Day after day, week after week, month after month, news article after article is appearing exposing companies which are exploiting their lower paid staff. Usually it is vulnerable employees who don’t have any bargaining power, being on various visas or work permits.

In the 1970s, ’80s and 90s we were bombarded with anti-union rhetoric by employers and the Liberal governments. In particular, this was the time of enterprise bargaining and attempts to get employees away from collective bargaining (i.e. union driven awards) and into individual “bargaining” between employees and employers. We were constantly informed that this would result in better wages and conditions for employees. John Howard, in particular, assured wages employees that negotiating one-on-one with managers would be a happy experience for both.

Look at it now, 20 years on. Union membership has fallen to about 10% (for reasons I’ve discussed before), but wages have utterly stalled for the past decade, in fact going backwards. The employers have not had to bargain with unions, so they are quite content to do nothing. At the same time, many, many employers are very happy to exploit employees as much as they can get away with. The only thing that stops them is the odd union member who complains.

Sure, it’s a minority of employers who do this, but how come we keep hearing about it?
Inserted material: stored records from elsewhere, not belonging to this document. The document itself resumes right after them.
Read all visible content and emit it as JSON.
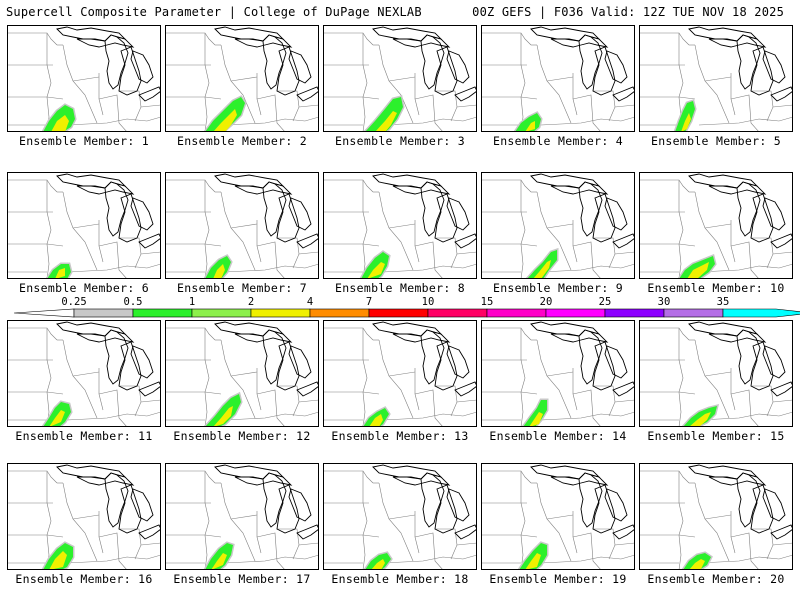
{
  "header": {
    "left_title": "Supercell Composite Parameter | College of DuPage NEXLAB",
    "right_title": "00Z GEFS | F036 Valid: 12Z TUE NOV 18 2025"
  },
  "legend": {
    "thresholds": [
      "0.25",
      "0.5",
      "1",
      "2",
      "4",
      "7",
      "10",
      "15",
      "20",
      "25",
      "30",
      "35"
    ],
    "colors": [
      "#c8c8c8",
      "#2cf02c",
      "#8cf04c",
      "#f0f000",
      "#ff8c00",
      "#ff0000",
      "#ff0064",
      "#ff00c8",
      "#ff00ff",
      "#8c00ff",
      "#b46ee6",
      "#00ffff"
    ]
  },
  "map": {
    "coast_color": "#000000",
    "border_color": "#505050",
    "state_color": "#808080"
  },
  "members": [
    {
      "label": "Ensemble Member: 1",
      "value_shading": "yes"
    },
    {
      "label": "Ensemble Member: 2",
      "value_shading": "yes"
    },
    {
      "label": "Ensemble Member: 3",
      "value_shading": "yes"
    },
    {
      "label": "Ensemble Member: 4",
      "value_shading": "yes"
    },
    {
      "label": "Ensemble Member: 5",
      "value_shading": "yes"
    },
    {
      "label": "Ensemble Member: 6",
      "value_shading": "yes"
    },
    {
      "label": "Ensemble Member: 7",
      "value_shading": "yes"
    },
    {
      "label": "Ensemble Member: 8",
      "value_shading": "yes"
    },
    {
      "label": "Ensemble Member: 9",
      "value_shading": "yes"
    },
    {
      "label": "Ensemble Member: 10",
      "value_shading": "yes"
    },
    {
      "label": "Ensemble Member: 11",
      "value_shading": "yes"
    },
    {
      "label": "Ensemble Member: 12",
      "value_shading": "yes"
    },
    {
      "label": "Ensemble Member: 13",
      "value_shading": "yes"
    },
    {
      "label": "Ensemble Member: 14",
      "value_shading": "yes"
    },
    {
      "label": "Ensemble Member: 15",
      "value_shading": "yes"
    },
    {
      "label": "Ensemble Member: 16",
      "value_shading": "yes"
    },
    {
      "label": "Ensemble Member: 17",
      "value_shading": "yes"
    },
    {
      "label": "Ensemble Member: 18",
      "value_shading": "yes"
    },
    {
      "label": "Ensemble Member: 19",
      "value_shading": "yes"
    },
    {
      "label": "Ensemble Member: 20",
      "value_shading": "yes"
    }
  ]
}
And how come wages have stalled and gone backwards? Where’s the happy, cooperative attitude we were promised. It was bullshit across the board. The aim was to divide and conquer, and that’s what’s happened. Employment hasn’t boomed. The constant mantra is that employers need experience and qualifications, but they haven’t done anything to provide the apprenticeships or traineeships to enable people to gain the qualifications and get the experience. An apprenticeship is about five years, and from my own experience and observations during my working years, that’s what it took to get a self confident guy who could be left largely unsupervised.

I spit!



Off to school, Japan.  (C) PJ Croft 2018

So, have you noticed? So. It’s the latest cliche. Everyone begins speaking with “So”. It’s driving me, y’know, nuts! Y’know?